I hung my hat and coat on the hall tree and made myself comfortable in a chair covered with yellow leather. It was a corner office, with windows in two walls opening on the brown skyscrapers and jammed streets of downtown Detroit. The automobile horns blatting six stories down sounded remote, like Canadian honkers flying high overhead. Lee walked around behind his big bare-topped desk and lowered himself into a swivel chair with a tall winged back that was big enough for two men, but it was just big enough for him. The superstructure creaked but it held.

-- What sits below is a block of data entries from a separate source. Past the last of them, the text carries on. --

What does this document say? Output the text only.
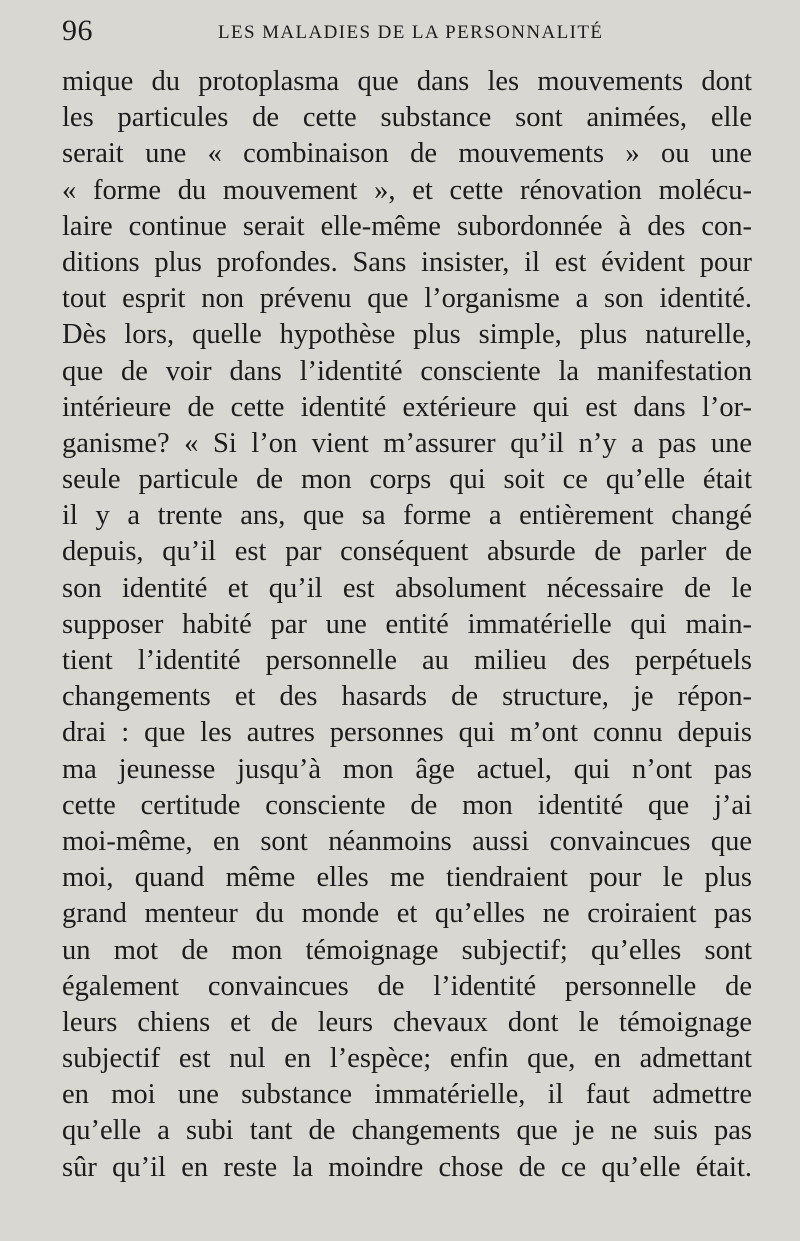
96	LES MALADIES DE LA PERSONNALITÉ
mique du protoplasma que dans les mouvements dont
les particules de cette substance sont animées, elle
serait une « combinaison de mouvements » ou une
« forme du mouvement », et cette rénovation molécu-
laire continue serait elle-même subordonnée à des con-
ditions plus profondes. Sans insister, il est évident pour
tout esprit non prévenu que l’organisme a son identité.
Dès lors, quelle hypothèse plus simple, plus naturelle,
que de voir dans l’identité consciente la manifestation
intérieure de cette identité extérieure qui est dans l’or-
ganisme? « Si l’on vient m’assurer qu’il n’y a pas une
seule particule de mon corps qui soit ce qu’elle était
il y a trente ans, que sa forme a entièrement changé
depuis, qu’il est par conséquent absurde de parler de
son identité et qu’il est absolument nécessaire de le
supposer habité par une entité immatérielle qui main-
tient l’identité personnelle au milieu des perpétuels
changements et des hasards de structure, je répon-
drai : que les autres personnes qui m’ont connu depuis
ma jeunesse jusqu’à mon âge actuel, qui n’ont pas
cette certitude consciente de mon identité que j’ai
moi-même, en sont néanmoins aussi convaincues que
moi, quand même elles me tiendraient pour le plus
grand menteur du monde et qu’elles ne croiraient pas
un mot de mon témoignage subjectif; qu’elles sont
également convaincues de l’identité personnelle de
leurs chiens et de leurs chevaux dont le témoignage
subjectif est nul en l’espèce; enfin que, en admettant
en moi une substance immatérielle, il faut admettre
qu’elle a subi tant de changements que je ne suis pas
sûr qu’il en reste la moindre chose de ce qu’elle était.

“I need the address of a man named John Woldanski,” I said. “He used to run a shop on Trowbridge in Hamtramck, where he fenced valuable religious objects until a few years ago. Two cops named Mayk and Mischiewicz there busted him a long time ago and he went to Jackson for a hard stretch. He’s not listed in Hamtramck or Detroit or any of the suburbs. I don’t know that he’s still in the area, or even if he’s still alive.”
He confirmed the spelling, then turned in his chair and slipped a vinyl cover off a screen and keyboard on a stand where a typewriter would be ordinarily.
I said, “Not you, too.”
He made a wry face. “It saves time. But I’m still paying rent on a warehouse full of files in case a stray bolt of lightning knocks out this bastard’s memory.”
“That happens?”
“So the guy that installed it told me. Also power failures and nylon undershorts and a good stiff sneeze.”
He turned it on. It didn’t make any more noise than it had when it was off. I got bored watching him click keys and lit a cigarette. I hoped that wouldn’t bother its memory. After a while he sat back and gave me an address on Denton in Hamtramck and an unlisted telephone number.
I wrote them down. “When I was a kid only rich people weren’t listed.”
“It’s the telephone solicitors,” he said. “Why look for other salesmen’s marks on picket fences when you can just stab a finger and dial?”
“People don’t want to have to buy plastic siding. What’s the damage, Lee?”
“For you, seventy-five.”
I jumped a little. “Dollars?”
“No, Cadillacs. Of course dollars.”
“Just for tapping a few keys?”
“I have to pay for the machine. Listen, you’re getting a break on account of we’re old friends.”
“Buy yourself some enemies.” I slid four twenties out of my wallet and pushed them across his desk. He gave me a five from the metal cash box in the top drawer and wrote out a receipt. I put it in the space vacated by the twenties.
“Stay and talk?”
“Not at these prices.” I got up and reached for my hat.
He patted the computer console’s sky-blue hull, not unlovingly. “You know, if I were you I’d worry about one of these things turning me into a buggy whip.”
“Until they start making that shell out of solid bone, no way.”
I said good-bye and drove back to Hamtramck. It was the paddle, I was the ball, and the elastic string between us wasn’t an inch longer than it had to be.